Secretariat holds a special place in my heart, because he won the Kentucky Derby on the day I graduated from college. Both of which were unlikely outcomes. And yet, we did it.
When Secretariat had to be put down in 1989 at the age of 19, due to laminitis, the author of the book (William Nack) was 48 years old. Before that day, he said he could only remember one other time when he cried. That was in 1982, when his own father died. Suddenly, he said, he felt very old.
Once Secretariat died, they performed a necropsy and found that his heart was almost twice the size of a normal horse heart. Well, that explains it. He won the Belmont Stakes in 1973 by 31 lengths. The other horses in the race were probably pretty good. They just had the misfortune of being born around the same time Secretariat was. He ran that 1 1/2 miles in 2 minutes and 24 seconds, a record that still stands.

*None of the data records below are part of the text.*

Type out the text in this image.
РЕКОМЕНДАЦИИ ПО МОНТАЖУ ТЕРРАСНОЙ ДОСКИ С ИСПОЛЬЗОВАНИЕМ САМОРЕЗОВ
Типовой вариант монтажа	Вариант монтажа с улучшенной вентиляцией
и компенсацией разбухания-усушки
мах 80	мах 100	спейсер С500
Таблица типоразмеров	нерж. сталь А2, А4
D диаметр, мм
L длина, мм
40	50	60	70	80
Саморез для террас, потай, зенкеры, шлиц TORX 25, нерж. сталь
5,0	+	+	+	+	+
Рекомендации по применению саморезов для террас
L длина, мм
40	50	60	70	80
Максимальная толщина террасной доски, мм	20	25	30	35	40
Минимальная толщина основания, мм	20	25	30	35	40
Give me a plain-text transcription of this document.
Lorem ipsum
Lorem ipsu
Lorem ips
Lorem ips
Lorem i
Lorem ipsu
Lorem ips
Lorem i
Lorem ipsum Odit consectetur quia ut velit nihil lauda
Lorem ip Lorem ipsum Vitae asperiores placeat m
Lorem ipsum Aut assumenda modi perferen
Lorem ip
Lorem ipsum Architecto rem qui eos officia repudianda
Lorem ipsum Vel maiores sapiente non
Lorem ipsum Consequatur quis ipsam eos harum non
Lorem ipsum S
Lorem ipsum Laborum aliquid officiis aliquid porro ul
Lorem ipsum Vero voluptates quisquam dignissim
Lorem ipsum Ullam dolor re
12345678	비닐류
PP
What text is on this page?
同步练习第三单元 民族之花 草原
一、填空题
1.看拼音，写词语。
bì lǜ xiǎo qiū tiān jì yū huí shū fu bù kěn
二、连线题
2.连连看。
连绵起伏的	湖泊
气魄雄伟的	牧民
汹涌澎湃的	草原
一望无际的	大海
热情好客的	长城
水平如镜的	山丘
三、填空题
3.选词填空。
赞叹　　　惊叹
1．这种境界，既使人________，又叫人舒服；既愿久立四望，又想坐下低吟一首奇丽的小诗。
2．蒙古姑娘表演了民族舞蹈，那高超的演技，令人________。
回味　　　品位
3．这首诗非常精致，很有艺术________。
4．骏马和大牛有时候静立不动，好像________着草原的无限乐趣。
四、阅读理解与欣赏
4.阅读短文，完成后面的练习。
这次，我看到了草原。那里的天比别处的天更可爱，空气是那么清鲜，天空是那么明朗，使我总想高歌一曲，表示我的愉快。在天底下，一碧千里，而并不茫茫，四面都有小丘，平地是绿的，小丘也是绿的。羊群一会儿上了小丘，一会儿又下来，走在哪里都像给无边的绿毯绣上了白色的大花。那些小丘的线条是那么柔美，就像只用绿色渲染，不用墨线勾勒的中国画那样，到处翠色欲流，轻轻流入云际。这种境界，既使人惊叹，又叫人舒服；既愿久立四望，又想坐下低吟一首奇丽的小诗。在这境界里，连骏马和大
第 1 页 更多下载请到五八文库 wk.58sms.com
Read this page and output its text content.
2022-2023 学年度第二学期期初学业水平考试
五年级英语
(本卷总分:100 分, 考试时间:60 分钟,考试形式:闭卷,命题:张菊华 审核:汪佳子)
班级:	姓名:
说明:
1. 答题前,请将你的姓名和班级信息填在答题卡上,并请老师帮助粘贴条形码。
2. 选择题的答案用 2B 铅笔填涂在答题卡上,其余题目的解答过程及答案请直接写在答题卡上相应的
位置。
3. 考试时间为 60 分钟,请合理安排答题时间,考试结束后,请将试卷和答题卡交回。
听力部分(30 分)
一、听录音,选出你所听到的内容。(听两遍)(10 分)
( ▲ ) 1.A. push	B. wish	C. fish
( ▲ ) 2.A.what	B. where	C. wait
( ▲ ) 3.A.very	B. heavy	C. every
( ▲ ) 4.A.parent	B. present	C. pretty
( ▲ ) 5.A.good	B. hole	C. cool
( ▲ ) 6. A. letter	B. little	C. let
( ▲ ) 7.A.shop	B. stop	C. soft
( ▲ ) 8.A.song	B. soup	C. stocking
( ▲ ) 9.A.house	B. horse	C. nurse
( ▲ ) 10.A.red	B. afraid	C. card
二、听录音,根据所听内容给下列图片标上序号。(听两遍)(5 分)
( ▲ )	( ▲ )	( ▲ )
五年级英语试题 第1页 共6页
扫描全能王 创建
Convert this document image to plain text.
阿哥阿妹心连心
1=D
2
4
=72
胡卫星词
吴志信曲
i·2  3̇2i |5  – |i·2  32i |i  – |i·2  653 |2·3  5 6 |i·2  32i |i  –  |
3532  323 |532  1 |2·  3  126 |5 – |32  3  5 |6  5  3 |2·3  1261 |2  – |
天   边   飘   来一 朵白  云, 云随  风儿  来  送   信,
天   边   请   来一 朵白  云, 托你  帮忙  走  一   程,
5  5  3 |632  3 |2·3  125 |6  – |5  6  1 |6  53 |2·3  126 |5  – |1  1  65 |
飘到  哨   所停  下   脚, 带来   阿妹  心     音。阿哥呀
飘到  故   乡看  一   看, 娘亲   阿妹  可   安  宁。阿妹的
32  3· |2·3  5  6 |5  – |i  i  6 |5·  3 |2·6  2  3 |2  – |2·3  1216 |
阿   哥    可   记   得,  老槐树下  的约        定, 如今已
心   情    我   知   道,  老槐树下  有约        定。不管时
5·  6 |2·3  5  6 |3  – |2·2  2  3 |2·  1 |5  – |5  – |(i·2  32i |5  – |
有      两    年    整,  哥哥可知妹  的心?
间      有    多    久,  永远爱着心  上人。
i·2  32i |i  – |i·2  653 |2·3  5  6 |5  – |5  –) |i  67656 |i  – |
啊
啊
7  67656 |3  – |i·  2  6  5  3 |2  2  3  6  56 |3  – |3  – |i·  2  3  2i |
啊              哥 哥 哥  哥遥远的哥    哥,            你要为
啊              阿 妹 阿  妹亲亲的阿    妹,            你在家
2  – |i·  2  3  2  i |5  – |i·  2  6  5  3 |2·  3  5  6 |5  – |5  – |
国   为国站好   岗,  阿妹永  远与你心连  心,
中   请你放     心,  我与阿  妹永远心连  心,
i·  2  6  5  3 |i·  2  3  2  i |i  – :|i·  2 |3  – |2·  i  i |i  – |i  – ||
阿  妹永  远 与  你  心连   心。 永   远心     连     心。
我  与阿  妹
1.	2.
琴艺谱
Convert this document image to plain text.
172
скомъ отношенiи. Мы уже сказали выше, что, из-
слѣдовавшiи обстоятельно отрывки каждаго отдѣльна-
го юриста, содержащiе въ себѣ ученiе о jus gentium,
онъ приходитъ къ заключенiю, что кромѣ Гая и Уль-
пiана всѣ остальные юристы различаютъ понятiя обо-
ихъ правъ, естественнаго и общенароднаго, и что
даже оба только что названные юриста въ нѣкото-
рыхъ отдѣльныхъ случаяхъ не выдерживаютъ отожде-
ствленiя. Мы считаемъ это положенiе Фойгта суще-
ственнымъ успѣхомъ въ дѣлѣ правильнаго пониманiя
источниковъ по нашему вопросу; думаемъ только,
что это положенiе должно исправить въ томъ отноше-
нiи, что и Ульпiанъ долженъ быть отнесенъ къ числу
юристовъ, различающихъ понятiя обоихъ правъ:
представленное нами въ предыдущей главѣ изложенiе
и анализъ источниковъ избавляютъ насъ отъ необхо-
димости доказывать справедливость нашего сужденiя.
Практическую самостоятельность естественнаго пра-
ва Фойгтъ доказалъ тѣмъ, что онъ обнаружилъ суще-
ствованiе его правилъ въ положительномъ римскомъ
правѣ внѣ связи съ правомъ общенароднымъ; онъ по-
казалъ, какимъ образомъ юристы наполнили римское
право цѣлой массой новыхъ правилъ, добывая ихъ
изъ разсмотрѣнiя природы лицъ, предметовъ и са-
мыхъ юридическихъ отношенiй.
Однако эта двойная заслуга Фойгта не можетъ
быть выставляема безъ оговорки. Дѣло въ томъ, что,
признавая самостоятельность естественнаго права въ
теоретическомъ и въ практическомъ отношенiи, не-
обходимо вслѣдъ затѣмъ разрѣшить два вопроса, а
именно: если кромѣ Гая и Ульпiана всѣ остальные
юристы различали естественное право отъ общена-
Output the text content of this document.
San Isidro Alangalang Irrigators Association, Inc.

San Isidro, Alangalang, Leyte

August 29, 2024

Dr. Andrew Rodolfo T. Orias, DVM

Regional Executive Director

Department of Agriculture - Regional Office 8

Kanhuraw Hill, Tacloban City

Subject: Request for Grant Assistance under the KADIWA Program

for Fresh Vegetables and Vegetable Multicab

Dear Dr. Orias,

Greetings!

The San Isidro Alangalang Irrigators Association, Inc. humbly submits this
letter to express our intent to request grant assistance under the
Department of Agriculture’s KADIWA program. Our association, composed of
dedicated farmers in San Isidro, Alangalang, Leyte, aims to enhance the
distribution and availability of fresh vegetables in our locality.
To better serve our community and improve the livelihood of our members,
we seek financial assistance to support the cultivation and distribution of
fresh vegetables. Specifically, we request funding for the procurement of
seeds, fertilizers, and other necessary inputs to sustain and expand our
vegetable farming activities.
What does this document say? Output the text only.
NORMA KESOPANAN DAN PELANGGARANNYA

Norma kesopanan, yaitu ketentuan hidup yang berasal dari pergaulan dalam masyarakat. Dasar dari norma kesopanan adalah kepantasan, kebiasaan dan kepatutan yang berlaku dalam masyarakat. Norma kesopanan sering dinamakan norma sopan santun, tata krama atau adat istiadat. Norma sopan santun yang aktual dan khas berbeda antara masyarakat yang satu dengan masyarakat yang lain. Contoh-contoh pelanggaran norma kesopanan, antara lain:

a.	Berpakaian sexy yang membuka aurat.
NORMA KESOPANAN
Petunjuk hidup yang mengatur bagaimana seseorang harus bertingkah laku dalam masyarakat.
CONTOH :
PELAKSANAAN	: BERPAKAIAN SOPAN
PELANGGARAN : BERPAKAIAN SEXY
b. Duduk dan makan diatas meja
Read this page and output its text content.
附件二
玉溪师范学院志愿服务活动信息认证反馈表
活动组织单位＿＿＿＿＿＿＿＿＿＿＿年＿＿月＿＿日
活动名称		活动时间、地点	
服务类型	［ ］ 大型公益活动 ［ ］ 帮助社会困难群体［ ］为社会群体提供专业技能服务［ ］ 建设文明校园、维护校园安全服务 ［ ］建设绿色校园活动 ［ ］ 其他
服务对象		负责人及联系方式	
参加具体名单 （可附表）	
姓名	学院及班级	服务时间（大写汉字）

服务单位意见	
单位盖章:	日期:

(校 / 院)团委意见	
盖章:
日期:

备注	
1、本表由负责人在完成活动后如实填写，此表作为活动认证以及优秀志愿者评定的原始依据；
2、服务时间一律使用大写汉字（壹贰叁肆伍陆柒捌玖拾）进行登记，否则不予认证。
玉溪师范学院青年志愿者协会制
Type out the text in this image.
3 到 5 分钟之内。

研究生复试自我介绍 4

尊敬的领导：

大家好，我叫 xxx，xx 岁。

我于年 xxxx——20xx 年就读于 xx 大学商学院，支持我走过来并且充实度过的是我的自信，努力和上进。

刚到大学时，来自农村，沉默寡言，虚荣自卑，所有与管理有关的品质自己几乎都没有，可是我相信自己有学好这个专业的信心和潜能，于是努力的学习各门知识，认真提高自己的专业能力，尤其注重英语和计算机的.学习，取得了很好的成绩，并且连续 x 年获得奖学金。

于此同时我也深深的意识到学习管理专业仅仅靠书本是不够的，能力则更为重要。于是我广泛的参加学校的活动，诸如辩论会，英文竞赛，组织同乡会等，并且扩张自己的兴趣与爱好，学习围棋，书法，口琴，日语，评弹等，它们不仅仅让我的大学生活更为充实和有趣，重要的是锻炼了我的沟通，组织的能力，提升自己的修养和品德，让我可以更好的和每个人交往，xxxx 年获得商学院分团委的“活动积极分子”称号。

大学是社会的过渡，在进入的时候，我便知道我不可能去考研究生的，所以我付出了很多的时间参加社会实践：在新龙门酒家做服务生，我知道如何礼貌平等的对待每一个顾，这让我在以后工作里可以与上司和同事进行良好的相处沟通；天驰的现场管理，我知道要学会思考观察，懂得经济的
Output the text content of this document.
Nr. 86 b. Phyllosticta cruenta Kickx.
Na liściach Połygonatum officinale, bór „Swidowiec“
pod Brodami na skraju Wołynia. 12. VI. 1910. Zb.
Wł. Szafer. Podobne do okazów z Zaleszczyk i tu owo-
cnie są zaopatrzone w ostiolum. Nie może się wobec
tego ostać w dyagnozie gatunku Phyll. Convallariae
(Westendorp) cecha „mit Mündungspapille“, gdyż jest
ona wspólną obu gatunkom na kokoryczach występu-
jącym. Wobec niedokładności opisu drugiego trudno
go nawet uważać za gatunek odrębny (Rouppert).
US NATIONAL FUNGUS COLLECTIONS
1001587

Like Seabiscuit, the book is mostly about a horse, but it’s more than that. It’s a portrait of horse racing in general, and the people who inhabit that world.
There is no shortage of poignant moments in the book. But I finally decided on one passage that says it best.
Nack was a sportswriter for Sports Illustrated, and was not prone to be poetic. I guess he forgot himself for a moment.
The situation is when Secretariat is retired from racing and sent to stand at stud. That was always his destiny, always. But here is a horse who literally had never spent a moment without humans. From birth. He had grooms who slept with him. He wasn’t always happy about it, and could curl his lip and kick with the best of them. Everyone said he was easy to handle and even-tempered, but that seems to be relative. You know, compared to who? He was still a thoroughbred and still a stallion. He had an entire entourage.
So he goes to stand at stud and is dropped off at his new home in the stallion barn at Claiborne Farm. Then every human he’s ever known departs and leaves him alone.
Nack says: “Outside the sun was down and it grew colder now in the grove of trees in the dark by the stallion barn. Leaves fell, and a faint wind strummed and turned along the trees that rose along the paddocks in the back. Then in the distance, beyond the Claiborne fields toward the home called Marchmont, the sound of a horse whinnying rose. Secretariat came to the window of his stall, and through the darkness of it you could see nothing but the rims of his eyes and hear the breathing in the quiet. The sound of the whinnying rose again, and beyond that and beyond the rows of fences and the fields of grass and the salmon-colored sky, beyond the strands of trees strung out along the skies of Paris, there was the sound of horses charging the bend and the crowd on its feet roaring and the announcer calling the name of a lone figure of a horse reaching and snapping, pounding in a rush, at the turn for home”.